Il coaching per far emergere il talento, la formazione per le competenze

Se talento e competenze sono due concetti profondamente diversi, come far sì che si sviluppino quindi in azienda?
Per il talento è fondamentale il business coaching che aiuta a tirare fuori il meglio di una persona perché riesce a fare emergere le sue vere qualità, quello che è e a volte, come dicevamo, probabilmente non sa di essere.

Il coaching in azienda, in un mondo così profondamente in trasformazione, ha un ruolo cruciale per far sì che le persone possano davvero esprimere sé stesse e che questo non sia solo uno slogan da mettere sul proprio sito aziendale, ma diventi invece un vero e proprio mantra.
In tutto questo, particolarmente utile, può essere il digital coaching che si “vive” in ambienti protetti (anziché in azienda, nella tranquillità della propria casa o in un altro posto in cui ci si sente a proprio agio) e permette alle persone di organizzarsi meglio e seguire tale percorso con maggiore serenità.

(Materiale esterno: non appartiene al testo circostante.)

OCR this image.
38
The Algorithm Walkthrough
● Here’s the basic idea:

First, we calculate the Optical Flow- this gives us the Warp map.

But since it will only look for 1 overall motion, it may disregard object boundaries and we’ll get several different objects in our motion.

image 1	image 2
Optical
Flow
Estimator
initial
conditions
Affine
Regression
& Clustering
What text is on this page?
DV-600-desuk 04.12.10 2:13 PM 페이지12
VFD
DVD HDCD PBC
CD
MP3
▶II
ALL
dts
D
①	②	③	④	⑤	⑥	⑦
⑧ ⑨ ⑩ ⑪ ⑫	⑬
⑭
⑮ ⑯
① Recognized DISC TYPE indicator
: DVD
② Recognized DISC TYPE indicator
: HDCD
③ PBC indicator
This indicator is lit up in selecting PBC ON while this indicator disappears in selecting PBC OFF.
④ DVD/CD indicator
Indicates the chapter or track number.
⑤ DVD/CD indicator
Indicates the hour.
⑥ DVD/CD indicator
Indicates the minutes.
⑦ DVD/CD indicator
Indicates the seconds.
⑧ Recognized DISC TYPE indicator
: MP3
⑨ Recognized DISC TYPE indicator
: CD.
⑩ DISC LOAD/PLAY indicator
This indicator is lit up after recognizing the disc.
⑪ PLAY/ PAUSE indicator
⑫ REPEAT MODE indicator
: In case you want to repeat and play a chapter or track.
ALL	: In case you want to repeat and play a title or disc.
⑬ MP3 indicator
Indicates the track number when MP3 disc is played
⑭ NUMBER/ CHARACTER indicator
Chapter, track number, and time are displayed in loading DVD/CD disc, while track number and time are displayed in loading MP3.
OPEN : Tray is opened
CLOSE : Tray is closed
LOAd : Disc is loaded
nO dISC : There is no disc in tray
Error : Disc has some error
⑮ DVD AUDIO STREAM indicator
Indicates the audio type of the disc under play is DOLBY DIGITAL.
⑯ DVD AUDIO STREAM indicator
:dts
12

Il coaching permette di estrarre le qualità da ogni persona e di far emergere la sua versione “migliore”,  pertanto il suo talento, quello che è davvero e che magari non sa di voler o poter essere.

Per quel che riguarda le competenze, invece, la risposta è indubbiamente nella formazione aziendale rispetto alla quale è importante saper progettare percorsi che non puntino solo a ottenere (o aggiornare) competenze tecniche, ma anche a valorizzare le competenze trasversali di cui oggi si ha sempre più bisogno per lavorare al meglio, crescere e valorizzare quello che si sa fare.